Hi, thanks for your detailed questions and sorry for the delay on getting back to you! (I was in Edinburgh for EuroPython and only got back this weekend.) Answers below:

In general, yes – if you're dealing with user-generated content, it'll definitely be more efficient to cover as many spelling variations as possible (especially the most common ones). This is also the reason we use word vectors and terms.teach to extend our seed lists with other similar terms, including common misspellings. I actually found this part really helpful and interesting, because most of those misspellings were things I would have never thought of myself! Based on the dataset created with terms.teach, you can then create your patterns file using terms.to-patterns.

For German, spaCy doesn't ship with pre-trained word vectors (yet) – but you can use the FastText vectors and add them to a spaCy model, or train your own using Gensim and Word2Vec. This also leads over to the next question...

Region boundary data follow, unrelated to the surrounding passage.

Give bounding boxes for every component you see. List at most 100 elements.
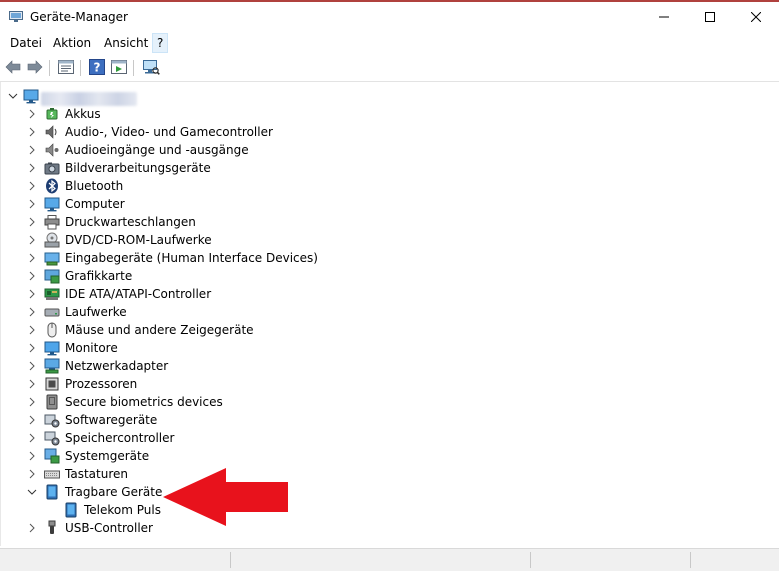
camera-icon — [44, 160, 60, 176]
chevron-right-icon[interactable] — [26, 252, 38, 264]
chevron-right-icon[interactable] — [26, 450, 38, 462]
forward-icon — [27, 59, 43, 77]
chevron-right-icon[interactable] — [26, 270, 38, 282]
tree-category-item[interactable]: Bildverarbeitungsgeräte — [1, 159, 421, 177]
annotation-arrow — [163, 468, 288, 526]
chevron-right-icon[interactable] — [26, 126, 38, 138]
audio-io-icon — [44, 142, 60, 158]
tree-category-item[interactable]: Monitore — [1, 339, 421, 357]
maximize-icon — [705, 11, 715, 25]
tree-category-item[interactable]: Grafikkarte — [1, 267, 421, 285]
status-bar — [0, 548, 779, 571]
window-title: Geräte-Manager — [30, 10, 128, 24]
tree-item-label: Netzwerkadapter — [65, 359, 169, 373]
tree-category-item[interactable]: Speichercontroller — [1, 429, 421, 447]
tree-category-item[interactable]: Netzwerkadapter — [1, 357, 421, 375]
tree-item-label: Bildverarbeitungsgeräte — [65, 161, 211, 175]
maximize-button[interactable] — [687, 4, 733, 32]
menu-datei[interactable]: Datei — [6, 34, 46, 52]
chevron-right-icon[interactable] — [26, 288, 38, 300]
minimize-icon — [659, 11, 669, 25]
tree-category-item[interactable]: Prozessoren — [1, 375, 421, 393]
system-device-icon — [44, 448, 60, 464]
chevron-right-icon[interactable] — [26, 522, 38, 534]
tree-category-item[interactable]: Laufwerke — [1, 303, 421, 321]
tree-item-label: Computer — [65, 197, 125, 211]
update-driver-button[interactable] — [110, 59, 128, 77]
properties-icon — [58, 59, 74, 77]
chevron-right-icon[interactable] — [26, 396, 38, 408]
menu-aktion[interactable]: Aktion — [49, 34, 95, 52]
computer-icon — [23, 88, 39, 104]
mouse-icon — [44, 322, 60, 338]
tree-category-item[interactable]: Softwaregeräte — [1, 411, 421, 429]
back-button[interactable] — [4, 59, 22, 77]
back-icon — [5, 59, 21, 77]
hid-icon — [44, 250, 60, 266]
display-adapter-icon — [44, 268, 60, 284]
chevron-right-icon[interactable] — [26, 360, 38, 372]
chevron-right-icon[interactable] — [26, 378, 38, 390]
chevron-right-icon[interactable] — [26, 198, 38, 210]
properties-button[interactable] — [57, 59, 75, 77]
monitor-icon — [44, 340, 60, 356]
scan-hardware-button[interactable] — [142, 59, 160, 77]
toolbar-separator — [49, 60, 50, 76]
chevron-right-icon[interactable] — [26, 144, 38, 156]
toolbar-separator — [133, 60, 134, 76]
tree-category-item[interactable]: Systemgeräte — [1, 447, 421, 465]
tree-category-item[interactable]: Bluetooth — [1, 177, 421, 195]
tree-item-label: Secure biometrics devices — [65, 395, 223, 409]
tree-category-item[interactable]: Druckwarteschlangen — [1, 213, 421, 231]
battery-icon — [44, 106, 60, 122]
tree-item-label: Grafikkarte — [65, 269, 133, 283]
tree-category-item[interactable]: IDE ATA/ATAPI-Controller — [1, 285, 421, 303]
chevron-right-icon[interactable] — [26, 342, 38, 354]
menu-help[interactable]: ? — [152, 33, 169, 53]
tree-item-label: Akkus — [65, 107, 101, 121]
tree-item-label: Audioeingänge und -ausgänge — [65, 143, 249, 157]
tree-item-label: Laufwerke — [65, 305, 127, 319]
chevron-right-icon[interactable] — [26, 306, 38, 318]
tree-item-label: Mäuse und andere Zeigegeräte — [65, 323, 254, 337]
update-driver-icon — [111, 59, 127, 77]
tree-item-label: Speichercontroller — [65, 431, 175, 445]
menu-ansicht[interactable]: Ansicht — [100, 34, 152, 52]
scan-hardware-icon — [142, 59, 160, 78]
processor-icon — [44, 376, 60, 392]
status-separator — [230, 552, 231, 568]
tree-category-item[interactable]: Akkus — [1, 105, 421, 123]
chevron-right-icon[interactable] — [26, 468, 38, 480]
tree-category-item[interactable]: Computer — [1, 195, 421, 213]
chevron-right-icon[interactable] — [26, 108, 38, 120]
tree-category-item[interactable]: Eingabegeräte (Human Interface Devices) — [1, 249, 421, 267]
tree-category-item[interactable]: Mäuse und andere Zeigegeräte — [1, 321, 421, 339]
title-bar[interactable]: Geräte-Manager — [0, 2, 779, 32]
chevron-right-icon[interactable] — [26, 414, 38, 426]
close-button[interactable] — [733, 4, 779, 32]
tree-item-label: Systemgeräte — [65, 449, 150, 463]
tree-category-item[interactable]: DVD/CD-ROM-Laufwerke — [1, 231, 421, 249]
chevron-down-icon[interactable] — [26, 486, 38, 498]
tree-category-item[interactable]: Audioeingänge und -ausgänge — [1, 141, 421, 159]
tree-root[interactable] — [1, 87, 301, 106]
toolbar-separator — [80, 60, 81, 76]
portable-device-icon — [63, 502, 79, 518]
software-device-icon — [44, 412, 60, 428]
chevron-right-icon[interactable] — [26, 180, 38, 192]
toolbar: ? — [0, 55, 779, 82]
chevron-right-icon[interactable] — [26, 432, 38, 444]
chevron-right-icon[interactable] — [26, 324, 38, 336]
biometric-icon — [44, 394, 60, 410]
chevron-right-icon[interactable] — [26, 162, 38, 174]
tree-category-item[interactable]: Audio-, Video- und Gamecontroller — [1, 123, 421, 141]
chevron-right-icon[interactable] — [26, 234, 38, 246]
minimize-button[interactable] — [641, 4, 687, 32]
help-button[interactable]: ? — [88, 58, 106, 77]
disk-drive-icon — [44, 304, 60, 320]
chevron-down-icon[interactable] — [7, 90, 19, 102]
tree-category-item[interactable]: Secure biometrics devices — [1, 393, 421, 411]
tree-item-label: Bluetooth — [65, 179, 124, 193]
forward-button[interactable] — [26, 59, 44, 77]
chevron-right-icon[interactable] — [26, 216, 38, 228]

By default, word vectors are typically trained for single tokens, so it's difficult to use them to find more similar multi-word phrases out of the box. German is a little nicer here, because you end up more specific nouns ("Baumwollfieber" vs. "brown" + "lung" + "disease" – sorry, I just googled for a random Fieber :wink: This is also the reason why @honnibal usually advocates for a more German-like tokenization scheme in English that merges noun chunks by default).

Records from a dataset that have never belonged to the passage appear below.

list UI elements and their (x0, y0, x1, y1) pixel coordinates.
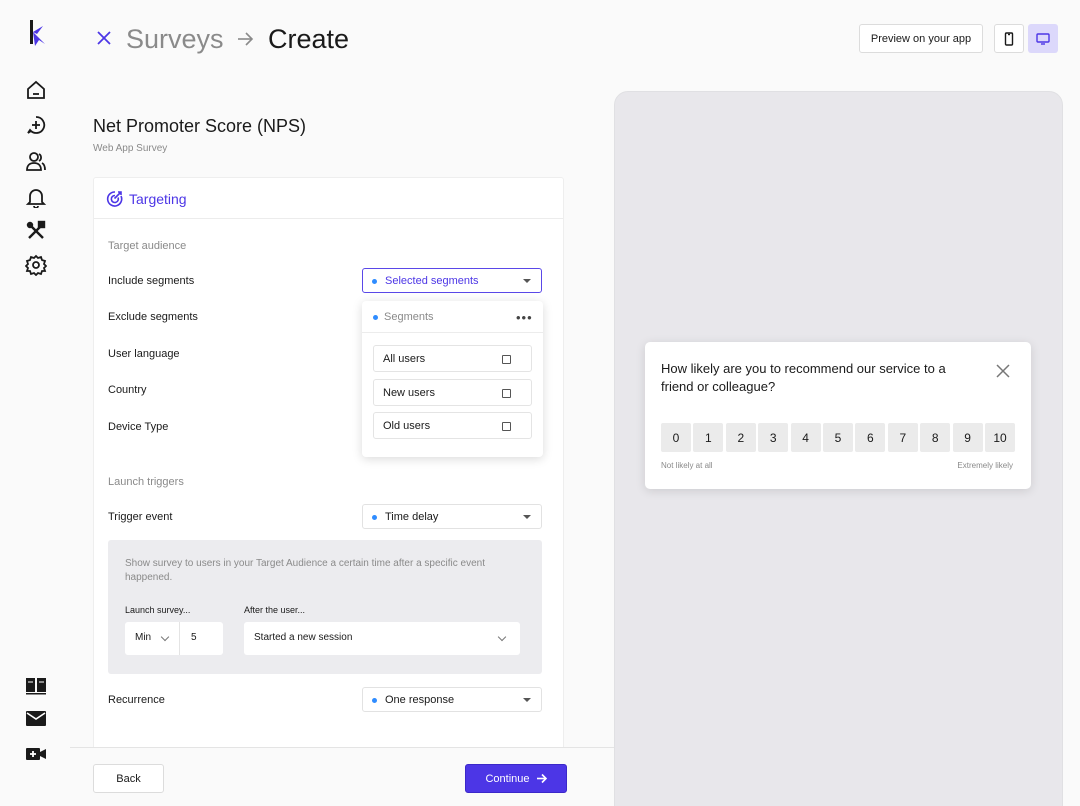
after-event-value: Started a new session (254, 632, 353, 643)
segments-dropdown: Segments ••• All users New users Old use… (362, 301, 543, 457)
delay-amount-input[interactable]: 5 (179, 622, 223, 655)
survey-subtitle: Web App Survey (93, 143, 168, 154)
nps-score-button[interactable]: 4 (790, 423, 821, 452)
status-dot (373, 315, 378, 320)
mobile-view-button[interactable] (994, 24, 1024, 53)
status-dot (372, 279, 377, 284)
targeting-header: Targeting (94, 178, 563, 219)
nps-score-button[interactable]: 3 (758, 423, 789, 452)
tools-icon[interactable] (24, 219, 48, 243)
launch-survey-label: Launch survey... (125, 605, 191, 615)
nps-score-button[interactable]: 5 (823, 423, 853, 452)
targeting-card: Targeting (93, 177, 564, 767)
desktop-view-button[interactable] (1028, 24, 1058, 53)
survey-title: Net Promoter Score (NPS) (93, 116, 307, 136)
segment-option-all-users[interactable]: All users (373, 345, 532, 372)
close-icon[interactable] (94, 28, 114, 48)
settings-icon[interactable] (24, 253, 48, 277)
include-segments-select[interactable]: Selected segments (362, 268, 542, 293)
time-delay-description: Show survey to users in your Target Audi… (125, 558, 485, 583)
book-icon[interactable] (24, 673, 48, 697)
recurrence-label: Recurrence (108, 694, 165, 706)
exclude-segments-label: Exclude segments (108, 311, 198, 323)
more-options-icon[interactable]: ••• (516, 310, 533, 325)
home-icon[interactable] (24, 78, 48, 102)
checkbox[interactable] (502, 389, 511, 398)
caret-down-icon (523, 515, 531, 519)
caret-down-icon (523, 698, 531, 702)
device-type-label: Device Type (108, 421, 169, 433)
delay-amount-value: 5 (191, 632, 197, 643)
chevron-down-icon (160, 632, 170, 642)
header: Surveys Create Preview on your app (70, 0, 1080, 80)
video-plus-icon[interactable] (24, 742, 48, 766)
nps-score-button[interactable]: 7 (887, 423, 918, 452)
segment-option-label: New users (383, 387, 435, 399)
include-segments-value: Selected segments (385, 274, 479, 287)
nps-question: How likely are you to recommend our serv… (661, 361, 946, 394)
trigger-event-value: Time delay (385, 510, 439, 523)
chat-plus-icon[interactable] (24, 113, 48, 137)
checkbox[interactable] (502, 355, 511, 364)
caret-down-icon (523, 279, 531, 283)
arrow-right-icon (238, 32, 254, 46)
delay-unit-value: Min (135, 632, 152, 643)
segment-option-label: All users (383, 353, 426, 365)
targeting-title: Targeting (129, 191, 187, 207)
target-icon (106, 191, 123, 207)
delay-unit-select[interactable]: Min (125, 622, 179, 655)
launch-triggers-label: Launch triggers (108, 476, 184, 488)
country-label: Country (108, 384, 147, 396)
nps-score-button[interactable]: 8 (920, 423, 951, 452)
segment-option-label: Old users (383, 420, 431, 432)
segment-option-old-users[interactable]: Old users (373, 412, 532, 439)
status-dot (372, 515, 377, 520)
continue-button[interactable]: Continue (465, 764, 567, 793)
nps-score-button[interactable]: 10 (985, 423, 1015, 452)
footer-bar: Back Continue (70, 747, 614, 806)
breadcrumb-surveys[interactable]: Surveys (126, 24, 224, 55)
page-title: Create (268, 24, 350, 54)
bell-icon[interactable] (24, 185, 48, 209)
recurrence-value: One response (385, 693, 455, 706)
nps-score-button[interactable]: 1 (693, 423, 724, 452)
segments-header-label: Segments (384, 311, 434, 323)
nps-high-label: Extremely likely (957, 461, 1013, 470)
mobile-icon (1004, 31, 1014, 46)
checkbox[interactable] (502, 422, 511, 431)
close-icon[interactable] (996, 364, 1010, 378)
chevron-down-icon (497, 632, 507, 642)
time-delay-panel: Show survey to users in your Target Audi… (108, 540, 542, 674)
segments-dropdown-header: Segments ••• (362, 301, 543, 333)
arrow-right-icon (536, 773, 547, 784)
mail-icon[interactable] (24, 706, 48, 730)
recurrence-select[interactable]: One response (362, 687, 542, 712)
nps-score-button[interactable]: 9 (952, 423, 983, 452)
segment-option-new-users[interactable]: New users (373, 379, 532, 406)
include-segments-label: Include segments (108, 275, 195, 287)
back-button[interactable]: Back (93, 764, 164, 793)
sidebar (0, 0, 70, 806)
nps-low-label: Not likely at all (661, 461, 713, 470)
desktop-icon (1036, 32, 1050, 45)
trigger-event-select[interactable]: Time delay (362, 504, 542, 529)
nps-score-button[interactable]: 6 (855, 423, 886, 452)
after-user-label: After the user... (244, 605, 306, 615)
logo-icon[interactable] (27, 18, 49, 48)
users-icon[interactable] (24, 149, 48, 173)
preview-on-app-button[interactable]: Preview on your app (859, 24, 983, 53)
target-audience-label: Target audience (108, 240, 187, 252)
after-event-select[interactable]: Started a new session (244, 622, 520, 655)
trigger-event-label: Trigger event (108, 511, 173, 523)
user-language-label: User language (108, 348, 180, 360)
status-dot (372, 698, 377, 703)
nps-score-button[interactable]: 0 (661, 423, 691, 452)
nps-score-button[interactable]: 2 (725, 423, 756, 452)
nps-survey-card: How likely are you to recommend our serv… (645, 342, 1031, 489)
continue-label: Continue (485, 772, 530, 785)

If it turns out that you need more specific tokens for more specific noun phrases, you can can pre-process your corpus using spaCy and merge all noun phrases, using a similar logic to what you'd expect for your entities. This is also part of the trick we use in sense2vec (demo here in case you haven't seen it yet).

Training vectors on merged tokens can be very useful to find more similar expressions that you missed in your patterns. It's also a good sanity check – if the most similar results don't turn up anything useful in the vectors, it's often a good indicator that your intended NER classification scheme won't work very well either. NER works best for clearly defined categories of "things" that occur in similar contexts.

If you find that your entities are too complex, it's often a better approach to focus on a simpler definition and then extend the entity span using rules and/or the dependency parse. For example, instead of trying to teach the model that "hohes Fieber" is an entity, you could focus on predicting "Fieber" and then extend the entities to include all adjectives attached to it. This thread and this thread both have some more details and examples of this approach.

In ner.teach, you'd normally provide the seed terms of entity patterns via a patterns.jsonl file, which lets you specify a label:

{"label": "DISEASE", "pattern": [{"lower": "fieber"}]}
{"label": "MEDICATION", "pattern": [{"lower": "aspirin"}]}

This is used by Prodigy to identify which label the pattern refers to. You can use one large patterns file containing all labels if you like, even if you're only training one label at a time. For example, if you set --label DISEASE on ner.teach, Prodigy should only use the patterns for that label, even if your file contains other patterns as well.